Farmer begins by telling something of his personal story, moving backwards and forwards between Haiti and Boston, between a clinic in a poor rural area on Haiti's central plateau and Harvard Medical School. He then suggests a rethink of ideas about "emerging infection diseases" such as Ebola, TB and HIV, arguing for an emphasis on inequality, transnational perspectives, and a biosocial approach informed by a critical epistemology.
There are four chapters on AIDS. One presents case studies of three individual women, from Harlem, Haiti and Bombay, and debunks some of the common myths about women and AIDS. Another tackles "the geography of blame" and the way esoteric views of Haiti — voodoo, zombies, etc. — have been used in its demonisation as a source of AIDS.
AIDS in Haiti is about proximity, not distance. AIDS in Haiti is a tale of ties to the United States rather than to Africa; ... AIDS in Haiti has far more to do with the pursuit of trade and tourism in a dirt-poor country than with "dark saturnalia celebrated by 'blood-maddened, sex-maddened, god-maddened' negroes".
Two chapters focus on the Haitian village of Do Kay. One presents case studies of HIV infection and explores the dynamics of transmission: economic and population pressures, patterns of sexual union, gender inequality, political disruption, concurrent disease, and access to medical services. The other explores the cultural construction of AIDS (as sida):
[there are] three preexisting meaning structures into which sida neatly fits. The blood paradigm — which posits causal links between the social field and alterations in the quality, consistency, and nature of blood — was invoked early on... the tuberculosis paradigm has been invoked... Finally, the microbe paradigm, which has the official blessing of the local representatives of cosmopolitan medicine... is widely accepted, with provisions, throughout rural Haiti.
Farmer then turns to tuberculosis and the spread of multidrug-resistant tuberculosis (MDRTB). He begins with case studies from Haiti, Peru and the United States, the history of approaches to tuberculosis (where an early social emphasis changed to an individualised one), and different theories for the spread of MDRTB. One major problem is that medical practitioners and health systems persist in prescribing standard drugs to patients with known histories of resistance to them.

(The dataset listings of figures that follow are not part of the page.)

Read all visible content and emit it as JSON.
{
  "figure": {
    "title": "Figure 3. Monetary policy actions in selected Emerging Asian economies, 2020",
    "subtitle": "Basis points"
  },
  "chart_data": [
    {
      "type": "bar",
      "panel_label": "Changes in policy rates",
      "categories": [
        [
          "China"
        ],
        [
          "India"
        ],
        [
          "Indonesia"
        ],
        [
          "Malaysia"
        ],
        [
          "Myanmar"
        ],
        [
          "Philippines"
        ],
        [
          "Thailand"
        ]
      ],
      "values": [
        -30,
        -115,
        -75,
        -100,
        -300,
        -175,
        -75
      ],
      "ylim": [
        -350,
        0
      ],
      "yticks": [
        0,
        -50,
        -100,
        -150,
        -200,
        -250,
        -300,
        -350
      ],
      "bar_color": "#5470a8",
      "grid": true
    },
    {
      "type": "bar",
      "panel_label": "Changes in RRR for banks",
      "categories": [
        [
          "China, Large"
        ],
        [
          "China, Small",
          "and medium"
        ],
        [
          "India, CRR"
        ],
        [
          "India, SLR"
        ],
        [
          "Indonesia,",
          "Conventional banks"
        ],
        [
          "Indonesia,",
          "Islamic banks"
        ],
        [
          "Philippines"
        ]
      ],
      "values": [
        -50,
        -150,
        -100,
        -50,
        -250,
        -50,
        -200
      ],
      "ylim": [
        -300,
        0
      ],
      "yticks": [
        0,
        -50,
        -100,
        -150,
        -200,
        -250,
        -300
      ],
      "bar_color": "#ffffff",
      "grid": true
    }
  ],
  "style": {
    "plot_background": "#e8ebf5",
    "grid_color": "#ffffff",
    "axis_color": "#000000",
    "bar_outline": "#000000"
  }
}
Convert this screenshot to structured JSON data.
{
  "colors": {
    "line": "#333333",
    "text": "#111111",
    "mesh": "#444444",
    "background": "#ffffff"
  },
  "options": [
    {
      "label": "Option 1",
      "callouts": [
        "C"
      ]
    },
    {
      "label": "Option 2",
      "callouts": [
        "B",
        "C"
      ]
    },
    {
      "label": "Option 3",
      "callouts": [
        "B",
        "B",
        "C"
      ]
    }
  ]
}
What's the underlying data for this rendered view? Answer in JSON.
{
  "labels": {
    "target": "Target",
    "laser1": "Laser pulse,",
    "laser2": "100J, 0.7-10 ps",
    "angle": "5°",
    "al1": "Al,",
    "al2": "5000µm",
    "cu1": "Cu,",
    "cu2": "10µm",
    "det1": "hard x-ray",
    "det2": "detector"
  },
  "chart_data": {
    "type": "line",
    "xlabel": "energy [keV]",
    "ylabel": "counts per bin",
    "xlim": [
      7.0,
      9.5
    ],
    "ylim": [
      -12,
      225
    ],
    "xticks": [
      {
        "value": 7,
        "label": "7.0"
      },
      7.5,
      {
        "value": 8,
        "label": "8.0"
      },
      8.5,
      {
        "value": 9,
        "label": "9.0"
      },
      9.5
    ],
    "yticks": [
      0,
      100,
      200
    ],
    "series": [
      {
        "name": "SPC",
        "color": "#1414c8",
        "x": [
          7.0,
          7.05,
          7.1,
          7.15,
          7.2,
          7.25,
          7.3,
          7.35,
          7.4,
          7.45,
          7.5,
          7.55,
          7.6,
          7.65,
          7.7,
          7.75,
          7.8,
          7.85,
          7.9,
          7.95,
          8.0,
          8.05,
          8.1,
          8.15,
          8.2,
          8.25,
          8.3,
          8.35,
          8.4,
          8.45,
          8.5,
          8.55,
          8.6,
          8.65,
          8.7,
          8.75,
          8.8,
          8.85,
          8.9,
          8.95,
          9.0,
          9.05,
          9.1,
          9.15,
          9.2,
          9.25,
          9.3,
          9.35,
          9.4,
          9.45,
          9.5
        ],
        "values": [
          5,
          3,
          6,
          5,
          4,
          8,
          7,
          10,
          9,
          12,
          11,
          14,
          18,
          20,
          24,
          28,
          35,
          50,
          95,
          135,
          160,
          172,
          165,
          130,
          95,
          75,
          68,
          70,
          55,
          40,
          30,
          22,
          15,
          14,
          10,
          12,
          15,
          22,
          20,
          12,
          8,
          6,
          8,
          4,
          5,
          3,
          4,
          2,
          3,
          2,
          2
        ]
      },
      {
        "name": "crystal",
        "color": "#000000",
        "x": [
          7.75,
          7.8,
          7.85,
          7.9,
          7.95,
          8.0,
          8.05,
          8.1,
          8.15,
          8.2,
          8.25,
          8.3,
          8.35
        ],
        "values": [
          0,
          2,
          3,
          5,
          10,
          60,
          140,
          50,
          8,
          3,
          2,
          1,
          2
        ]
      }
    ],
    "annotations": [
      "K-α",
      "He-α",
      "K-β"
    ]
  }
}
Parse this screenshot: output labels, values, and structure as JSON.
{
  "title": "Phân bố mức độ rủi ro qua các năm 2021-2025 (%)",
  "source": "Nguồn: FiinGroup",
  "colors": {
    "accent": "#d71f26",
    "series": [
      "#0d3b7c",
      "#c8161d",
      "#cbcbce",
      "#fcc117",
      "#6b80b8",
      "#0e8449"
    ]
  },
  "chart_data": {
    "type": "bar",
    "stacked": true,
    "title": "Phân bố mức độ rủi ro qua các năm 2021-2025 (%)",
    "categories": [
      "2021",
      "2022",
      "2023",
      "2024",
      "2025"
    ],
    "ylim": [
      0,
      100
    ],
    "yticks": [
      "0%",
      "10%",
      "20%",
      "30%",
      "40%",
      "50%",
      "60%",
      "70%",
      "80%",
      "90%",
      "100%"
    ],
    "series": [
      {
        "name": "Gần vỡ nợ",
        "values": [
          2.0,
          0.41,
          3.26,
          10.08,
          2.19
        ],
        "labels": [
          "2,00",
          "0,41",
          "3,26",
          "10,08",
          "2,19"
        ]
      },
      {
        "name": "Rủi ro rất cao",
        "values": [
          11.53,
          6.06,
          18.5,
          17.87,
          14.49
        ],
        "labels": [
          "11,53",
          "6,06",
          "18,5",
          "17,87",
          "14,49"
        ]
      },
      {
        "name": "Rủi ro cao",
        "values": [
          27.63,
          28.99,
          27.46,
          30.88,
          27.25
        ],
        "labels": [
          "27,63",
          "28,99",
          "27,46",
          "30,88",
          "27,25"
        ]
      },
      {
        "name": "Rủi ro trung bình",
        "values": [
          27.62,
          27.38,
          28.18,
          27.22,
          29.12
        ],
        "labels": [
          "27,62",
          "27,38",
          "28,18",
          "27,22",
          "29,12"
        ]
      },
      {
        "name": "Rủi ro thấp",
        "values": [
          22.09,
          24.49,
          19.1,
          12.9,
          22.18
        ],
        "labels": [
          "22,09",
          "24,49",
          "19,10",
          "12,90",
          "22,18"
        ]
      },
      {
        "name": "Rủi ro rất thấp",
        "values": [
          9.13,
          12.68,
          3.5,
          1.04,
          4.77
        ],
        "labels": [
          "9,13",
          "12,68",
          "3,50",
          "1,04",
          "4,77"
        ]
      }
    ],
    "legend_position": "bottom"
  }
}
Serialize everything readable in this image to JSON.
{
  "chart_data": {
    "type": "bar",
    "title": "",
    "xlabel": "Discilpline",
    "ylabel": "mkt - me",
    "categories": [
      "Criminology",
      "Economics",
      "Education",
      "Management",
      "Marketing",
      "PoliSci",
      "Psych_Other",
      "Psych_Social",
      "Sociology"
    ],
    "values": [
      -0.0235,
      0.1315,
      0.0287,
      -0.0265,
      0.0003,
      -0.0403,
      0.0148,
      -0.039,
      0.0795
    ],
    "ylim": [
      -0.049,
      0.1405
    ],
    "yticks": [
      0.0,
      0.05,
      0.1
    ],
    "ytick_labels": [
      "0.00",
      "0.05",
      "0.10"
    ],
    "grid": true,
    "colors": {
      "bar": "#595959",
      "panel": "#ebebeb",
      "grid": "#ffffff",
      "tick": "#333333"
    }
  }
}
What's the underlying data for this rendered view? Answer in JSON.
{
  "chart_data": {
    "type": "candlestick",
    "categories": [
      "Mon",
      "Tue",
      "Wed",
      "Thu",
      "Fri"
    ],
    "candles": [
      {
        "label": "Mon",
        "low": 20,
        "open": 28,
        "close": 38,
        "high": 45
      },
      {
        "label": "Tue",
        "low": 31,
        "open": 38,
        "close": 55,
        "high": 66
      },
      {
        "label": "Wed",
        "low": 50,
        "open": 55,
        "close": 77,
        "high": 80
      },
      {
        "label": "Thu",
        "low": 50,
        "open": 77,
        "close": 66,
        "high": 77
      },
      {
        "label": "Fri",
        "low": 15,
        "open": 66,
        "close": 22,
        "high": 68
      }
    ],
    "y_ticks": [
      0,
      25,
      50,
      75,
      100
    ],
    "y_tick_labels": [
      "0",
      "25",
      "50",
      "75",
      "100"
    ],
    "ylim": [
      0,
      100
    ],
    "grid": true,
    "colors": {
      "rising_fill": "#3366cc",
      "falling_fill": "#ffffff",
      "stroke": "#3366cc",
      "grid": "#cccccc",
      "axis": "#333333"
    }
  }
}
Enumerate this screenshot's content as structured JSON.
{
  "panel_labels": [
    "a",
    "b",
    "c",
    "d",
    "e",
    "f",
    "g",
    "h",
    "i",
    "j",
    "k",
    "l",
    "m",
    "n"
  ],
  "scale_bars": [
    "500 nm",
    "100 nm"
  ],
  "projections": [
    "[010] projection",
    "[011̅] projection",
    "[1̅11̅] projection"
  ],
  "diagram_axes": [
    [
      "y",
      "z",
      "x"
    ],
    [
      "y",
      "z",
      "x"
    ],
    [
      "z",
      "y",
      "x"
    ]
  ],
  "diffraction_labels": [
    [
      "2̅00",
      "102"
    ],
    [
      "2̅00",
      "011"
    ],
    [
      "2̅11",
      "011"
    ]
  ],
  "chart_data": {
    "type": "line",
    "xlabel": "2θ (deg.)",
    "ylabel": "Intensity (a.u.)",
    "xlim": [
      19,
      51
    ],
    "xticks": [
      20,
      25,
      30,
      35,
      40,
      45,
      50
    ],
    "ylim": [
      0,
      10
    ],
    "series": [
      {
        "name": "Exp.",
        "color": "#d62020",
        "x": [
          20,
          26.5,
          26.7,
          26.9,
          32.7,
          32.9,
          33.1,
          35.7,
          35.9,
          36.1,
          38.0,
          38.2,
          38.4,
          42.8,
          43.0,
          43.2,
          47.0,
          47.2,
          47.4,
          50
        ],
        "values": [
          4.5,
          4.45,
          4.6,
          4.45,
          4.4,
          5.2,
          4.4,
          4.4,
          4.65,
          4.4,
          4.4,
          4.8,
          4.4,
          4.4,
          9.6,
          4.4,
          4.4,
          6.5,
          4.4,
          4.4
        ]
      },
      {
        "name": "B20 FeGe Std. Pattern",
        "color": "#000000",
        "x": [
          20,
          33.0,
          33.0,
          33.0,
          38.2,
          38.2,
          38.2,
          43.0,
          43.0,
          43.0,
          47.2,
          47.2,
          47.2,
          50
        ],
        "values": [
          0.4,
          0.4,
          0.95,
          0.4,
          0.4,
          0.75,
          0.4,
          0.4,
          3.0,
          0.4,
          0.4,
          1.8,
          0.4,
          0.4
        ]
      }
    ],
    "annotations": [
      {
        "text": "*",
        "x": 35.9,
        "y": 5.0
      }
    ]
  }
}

His experience with treatment in the Proje Vaye Sante community health program in Haiti highlights the importance of economic factors such as nutritional support and the transport costs to get to a clinic.
"The high cure rates we achieved also show that debates over whether to treat tuberculosis or to prevent it are essentially false debates, whose costs are borne, as usual, by the poor. Among those who correctly argue that poverty is the ultimate cause of tuberculosis, some make a serious error by advocating that development efforts should take precedence over tuberculosis treatment. ... this Luddite trap remains a peril of modern tuberculosis control. After all, we know how to treat tuberculosis, but development efforts often go awry."
And Farmer criticises "immodest claims of causality" by social science researchers who have put too much weight on cultural and psychological explanations, whether through romanticisation of "folk healing", or an emphasis on patient understanding of disease etiology and "noncompliance" — "the degree to which patients are able to comply with treatment regimens is significantly limited by forces that are simply beyond their control". This has led to a focus on education programs rather than on improving services, and to blame being assigned to patients rather than to structural problems. He also calls for less insularity and a "more crassly utilitarian" approach to research.
A concluding chapter criticises our failure to get antiviral drugs to HIV sufferers in the developing world and to tackle the "time bomb" of MDRTB. This is treatable (even in Haiti), not too expensive to treat, and no less infectious than ordinary TB; it can't be stopped just by treating drug-susceptible TB and should not be just ignored.
One major omission in Infections and Inequalities is any kind of economic analysis. Trying to formalise Farmer's ethical and political concerns would be tricky, but much of his argument is about effectiveness and efficiency, so some quantitative analysis of the benefits of different approaches to prevention and treatment would have added powerfully to his recommendations.
In a few places Farmer seems to be writing for his fellow practitioners, with the assumption of background knowledge — he refers to the Tuskagee trials and uses terms like "nosocomial" without explanation — but mostly the approach is non-technical and accessible to the lay reader. Infections and Inequalities is recommended reading for anyone involved with or curious about international health issues and infectious diseases.